Montréal
15:58 27 janvier 2020

Manque de bus: l’entretien confié au privé, le syndicat s’insurge

Manque de bus: l’entretien confié au privé, le syndicat s’insurge
Photo: Pablo Ortiz/MétroDe 2012 à 2018, le réseau d’autobus de Montréal a perdu près de 34 millions de passages individuels, soit une moyenne d’environ 5 millions par année.

La tension monte entre la Société de transport de Montréal (STM) et son syndicat d’employés d’entretien. Ce dernier dénonce l’embauche d’employés issus du secteur privé par la STM au cours des derniers mois. Jugée illégale par le syndicat, la situation serait, malgré tout, sur le point de se résorber.

«Depuis la fin novembre, ils envoient des inspections, des commandes de travail et des changements de transmissions au privé, alors que ce sont nos jobs», martèle le leader syndical du Syndicat du transport de Montréal (STM-CSN), Gleason Frenette, en entrevue à Métro.

«C’est du jamais-vu pour nous», ajoute-t-il, avançant que près d’une dizaine de fournisseurs privés ont été employés par la STM dans les derniers temps.

Il s’agirait entre autres de Nova Bus, fournisseur de plusieurs véhicules entièrement électriques, mais aussi de Prévost Car et de La Québécoise.

Rappelons que la STM peine à suivre le rythme des réparations nécessaires pour ses autobus. Depuis plusieurs mois, le transporteur rate régulièrement la cible établie pour offrir le service minimal d’autobus aux heures de pointe.

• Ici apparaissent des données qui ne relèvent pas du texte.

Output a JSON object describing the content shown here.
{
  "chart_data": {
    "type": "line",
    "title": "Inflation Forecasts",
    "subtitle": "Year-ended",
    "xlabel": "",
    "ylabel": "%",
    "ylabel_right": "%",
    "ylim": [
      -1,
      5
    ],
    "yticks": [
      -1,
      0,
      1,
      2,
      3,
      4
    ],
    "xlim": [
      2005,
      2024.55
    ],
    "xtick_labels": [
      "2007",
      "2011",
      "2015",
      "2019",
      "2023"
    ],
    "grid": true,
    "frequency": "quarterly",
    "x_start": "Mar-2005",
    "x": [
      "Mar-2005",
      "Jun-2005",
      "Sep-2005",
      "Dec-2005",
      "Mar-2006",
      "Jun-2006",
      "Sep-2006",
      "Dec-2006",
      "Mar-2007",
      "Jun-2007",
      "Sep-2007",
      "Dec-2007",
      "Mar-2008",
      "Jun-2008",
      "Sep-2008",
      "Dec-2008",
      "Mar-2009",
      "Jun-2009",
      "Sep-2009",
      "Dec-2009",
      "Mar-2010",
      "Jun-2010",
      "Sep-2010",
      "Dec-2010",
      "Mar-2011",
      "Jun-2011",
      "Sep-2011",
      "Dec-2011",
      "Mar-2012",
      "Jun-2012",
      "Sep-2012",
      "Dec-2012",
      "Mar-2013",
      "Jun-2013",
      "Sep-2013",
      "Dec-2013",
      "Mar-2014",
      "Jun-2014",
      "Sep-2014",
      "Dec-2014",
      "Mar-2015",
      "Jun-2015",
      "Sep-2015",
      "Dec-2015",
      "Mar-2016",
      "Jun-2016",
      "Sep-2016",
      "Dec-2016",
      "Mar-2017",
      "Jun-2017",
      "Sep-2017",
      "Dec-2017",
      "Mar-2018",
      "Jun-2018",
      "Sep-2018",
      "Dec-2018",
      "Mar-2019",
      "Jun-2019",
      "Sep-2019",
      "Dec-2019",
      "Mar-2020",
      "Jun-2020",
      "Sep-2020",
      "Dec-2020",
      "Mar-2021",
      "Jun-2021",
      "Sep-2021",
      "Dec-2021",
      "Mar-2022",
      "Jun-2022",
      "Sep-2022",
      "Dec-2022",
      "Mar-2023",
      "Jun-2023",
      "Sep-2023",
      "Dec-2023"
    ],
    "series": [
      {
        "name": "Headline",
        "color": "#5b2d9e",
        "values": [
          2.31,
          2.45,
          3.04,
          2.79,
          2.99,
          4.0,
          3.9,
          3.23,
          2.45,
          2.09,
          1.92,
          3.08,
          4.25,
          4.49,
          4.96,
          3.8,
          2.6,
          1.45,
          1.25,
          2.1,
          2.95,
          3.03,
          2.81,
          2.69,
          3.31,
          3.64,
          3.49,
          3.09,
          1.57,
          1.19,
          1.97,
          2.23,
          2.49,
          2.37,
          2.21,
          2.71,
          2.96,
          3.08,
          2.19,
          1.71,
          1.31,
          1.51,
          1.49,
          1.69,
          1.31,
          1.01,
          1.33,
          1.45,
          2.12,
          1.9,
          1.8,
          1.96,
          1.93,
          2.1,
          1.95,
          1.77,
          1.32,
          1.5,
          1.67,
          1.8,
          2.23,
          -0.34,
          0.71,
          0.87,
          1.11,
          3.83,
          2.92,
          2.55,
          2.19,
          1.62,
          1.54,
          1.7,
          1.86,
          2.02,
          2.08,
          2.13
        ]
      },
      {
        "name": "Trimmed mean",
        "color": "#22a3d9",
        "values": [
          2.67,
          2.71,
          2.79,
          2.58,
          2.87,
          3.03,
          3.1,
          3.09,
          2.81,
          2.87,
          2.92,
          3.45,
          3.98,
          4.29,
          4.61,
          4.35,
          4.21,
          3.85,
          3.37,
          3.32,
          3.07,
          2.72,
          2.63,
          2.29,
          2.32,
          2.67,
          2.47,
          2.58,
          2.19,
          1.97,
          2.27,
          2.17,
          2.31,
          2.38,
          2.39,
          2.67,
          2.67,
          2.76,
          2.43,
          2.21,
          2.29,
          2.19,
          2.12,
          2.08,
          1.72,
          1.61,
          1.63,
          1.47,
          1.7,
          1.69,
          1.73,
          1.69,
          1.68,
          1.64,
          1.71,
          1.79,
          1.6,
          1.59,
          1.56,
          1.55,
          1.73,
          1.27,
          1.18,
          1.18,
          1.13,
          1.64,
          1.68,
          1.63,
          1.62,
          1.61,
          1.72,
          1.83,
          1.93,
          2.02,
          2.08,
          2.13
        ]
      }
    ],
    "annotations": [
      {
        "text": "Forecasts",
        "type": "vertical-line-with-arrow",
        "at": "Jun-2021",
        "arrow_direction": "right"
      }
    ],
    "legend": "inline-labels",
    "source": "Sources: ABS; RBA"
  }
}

Un recours «temporaire» au privé, défend la STM

Joint par Métro, le directeur exécutif des ressources humaines de la STM, Alain Brière, reconnaît que l’usage de ressources au privé a été nécessaire. Mais il assure qu’il s’agit de «bonnes pratiques», effectuées par plusieurs autres sociétés de transport dans le monde.

«Oui, on donne certains contrats au privé pour reprendre le retard. Mais on n’embauche pas au privé. Ultimement, il n’y a aucun employé qui perd son emploi ou du temps supplémentaire qui est coupé.» -Alain Brière, directeur des ressources humaines à la STM

Cet usage au marché privé ne serait que «temporaire», selon M. Brière. «On avait un certain retard au niveau de l’entretien des bus, et il fallait reprendre le dessus. On veut vraiment livrer un service hors-pair chaque jour, donc c’est sûr qu’on doit prendre des mesures», illustre-t-il.

Même son de cloche pour le vice-président de la STM, Craig Sauvé, pour qui il est faux de prétendre que la STM procède à l’emploi de ressources au privé. «On n’a pas l’intention de privatiser quoi que ce soit, tranche-t-il. Il y a eu un petit creux avec le service dernièrement, en termes d’entretien, mais on a réglé ça.»

Le syndicat déposera des griefs à la STM

S’il dit comprendre la situation, Gleason Frenette persiste: «cela est contraire à la convention collective», souligne-t-il.

«On nous dit que le recours au privé est une situation exceptionnelle. C’est vrai, mais il faut aussi que l’employeur n’ait pas lui-même causé le besoin. Ce n’est pas le cas ici.» -Gleason Frenette, président du STM-CSN

La cause de tous les problèmes, selon lui, est le «cafouillage informatique» ayant eu lieu en novembre, lors de l’installation du nouveau programme informatique de la STM.

«On nous a promis qu’à partir d’aujourd’hui, ils n’enverront plus de bus se faire réparer au privé», avance le leader syndical.

Malgré tout, une série de griefs seront envoyés à la direction au cours des prochaines semaines, dit-il. Son syndicat dispose de six mois pour le faire.

Une suspension pour intimidation

La semaine dernière, Gleason Frenette a été suspendu pour motif «d’intimidation», après une altercation verbale avec deux gestionnaires au centre de transport Saint-Denis.

«Il y avait des motifs de non-respect de notre politique sur le harcèlement et l’intimidation. Et ce n’était pas la première fois», a expliqué Alain Brière à ce sujet. La STM a émis un communiqué à ce sujet, lundi.

La suspension, valide pour près de deux semaines, est symptomatique du contexte actuel, selon M. Frenette. «C’est abusif. Leur enquête a seulement pris en compte la version des gestionnaires. Ils ne m’ont pas questionné moi, ou le syndicat», dit-il.

L’incident serait survenu alors que son groupe se mobilisait devant les bureaux des gestionnaires, sur l’heure du midi, pour faire cesser les embauches au privé.